Arkansas Democrat-Gazette

A second firefight in Niger reported

- THE NEW YORK TIMES

WASHINGTON — Green Berets working with government forces in Niger killed 11 Islamic State militants in a firefight in December, the U.S. military acknowledg­ed for the first time Wednesday.

The battle occurred two months after four U.S. soldiers died in an ambush in another part of Niger — and after senior commanders had imposed stricter limits on military missions in the West African country.

No U.S. or Nigerien forces were harmed in the December gunbattle. But the combat — along with at least 10 other previously unreported attacks on U.S. troops in West Africa between 2015 and 2017 — indicates that the deadly Oct. 4 ambush was not an isolated episode in a nation where the United States is building a drone base.

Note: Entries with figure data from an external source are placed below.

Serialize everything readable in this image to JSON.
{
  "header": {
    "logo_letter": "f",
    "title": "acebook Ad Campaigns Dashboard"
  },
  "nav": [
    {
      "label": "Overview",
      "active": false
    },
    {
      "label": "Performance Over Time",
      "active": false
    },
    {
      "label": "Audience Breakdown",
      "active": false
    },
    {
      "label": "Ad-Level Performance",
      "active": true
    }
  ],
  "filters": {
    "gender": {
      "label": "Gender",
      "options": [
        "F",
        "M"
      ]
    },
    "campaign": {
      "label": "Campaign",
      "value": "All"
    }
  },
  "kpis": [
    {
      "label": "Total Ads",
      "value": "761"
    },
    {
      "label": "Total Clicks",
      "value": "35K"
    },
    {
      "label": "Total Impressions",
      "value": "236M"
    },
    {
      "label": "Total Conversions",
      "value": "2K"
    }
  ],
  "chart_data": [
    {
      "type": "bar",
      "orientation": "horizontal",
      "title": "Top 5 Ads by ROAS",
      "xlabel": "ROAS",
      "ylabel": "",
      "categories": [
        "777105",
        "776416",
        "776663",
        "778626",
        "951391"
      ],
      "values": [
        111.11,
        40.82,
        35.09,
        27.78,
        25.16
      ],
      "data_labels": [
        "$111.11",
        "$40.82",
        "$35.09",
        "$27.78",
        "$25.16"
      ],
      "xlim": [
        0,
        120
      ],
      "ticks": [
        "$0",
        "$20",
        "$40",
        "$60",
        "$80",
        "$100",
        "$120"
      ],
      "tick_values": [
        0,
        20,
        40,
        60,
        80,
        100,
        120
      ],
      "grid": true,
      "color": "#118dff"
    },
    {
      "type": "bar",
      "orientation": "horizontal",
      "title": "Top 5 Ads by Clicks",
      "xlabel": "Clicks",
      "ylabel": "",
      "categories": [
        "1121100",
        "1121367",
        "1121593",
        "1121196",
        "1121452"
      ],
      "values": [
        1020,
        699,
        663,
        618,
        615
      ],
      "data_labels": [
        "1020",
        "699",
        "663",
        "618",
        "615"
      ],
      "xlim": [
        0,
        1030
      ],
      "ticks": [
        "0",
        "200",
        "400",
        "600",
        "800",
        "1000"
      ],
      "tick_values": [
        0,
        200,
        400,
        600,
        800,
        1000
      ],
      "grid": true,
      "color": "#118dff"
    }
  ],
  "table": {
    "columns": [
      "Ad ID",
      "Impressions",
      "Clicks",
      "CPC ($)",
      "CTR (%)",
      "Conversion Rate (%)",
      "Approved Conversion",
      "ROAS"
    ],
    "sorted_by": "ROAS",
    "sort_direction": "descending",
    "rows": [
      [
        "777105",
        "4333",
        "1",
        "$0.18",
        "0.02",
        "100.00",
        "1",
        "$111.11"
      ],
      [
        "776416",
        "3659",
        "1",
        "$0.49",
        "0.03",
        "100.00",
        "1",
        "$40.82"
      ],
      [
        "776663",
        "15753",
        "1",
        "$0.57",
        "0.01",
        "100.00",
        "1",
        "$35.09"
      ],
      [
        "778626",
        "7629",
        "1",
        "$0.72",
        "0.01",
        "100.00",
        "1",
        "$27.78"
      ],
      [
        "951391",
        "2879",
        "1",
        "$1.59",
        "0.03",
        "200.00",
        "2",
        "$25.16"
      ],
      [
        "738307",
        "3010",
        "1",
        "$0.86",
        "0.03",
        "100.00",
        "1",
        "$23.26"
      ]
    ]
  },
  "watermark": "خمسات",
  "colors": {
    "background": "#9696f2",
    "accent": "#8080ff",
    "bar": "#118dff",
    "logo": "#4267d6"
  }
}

After the ambush, senior officers at U.S. Africa Command imposed additional measures to enhance the safety of troops on missions that were designed to train and advise local forces in Niger.

But on the morning of Dec. 6, a combined force of Nigerien and U.S. troops “came under fire from a formation of violent extremists,” Samantha Reho, a spokesman for Africa Command, said in a statement to The New York Times on Wednesday.

She said the gunbattle killed 11 militants who were believed to be affiliated with the Islamic State in West Africa. No U.S. or Nigerien forces were killed or wounded, she said, giving no explanatio­n for the Pentagon’s failure to disclose the episode at the time.

The head of Africa Command, Gen. Thomas Waldhauser, did not mention that gunbattle in testimony to Congress this month and only broadly outlined threats in the region. A senior House Republican aide said Wednesday that lawmakers had been notified about the attack soon after it happened.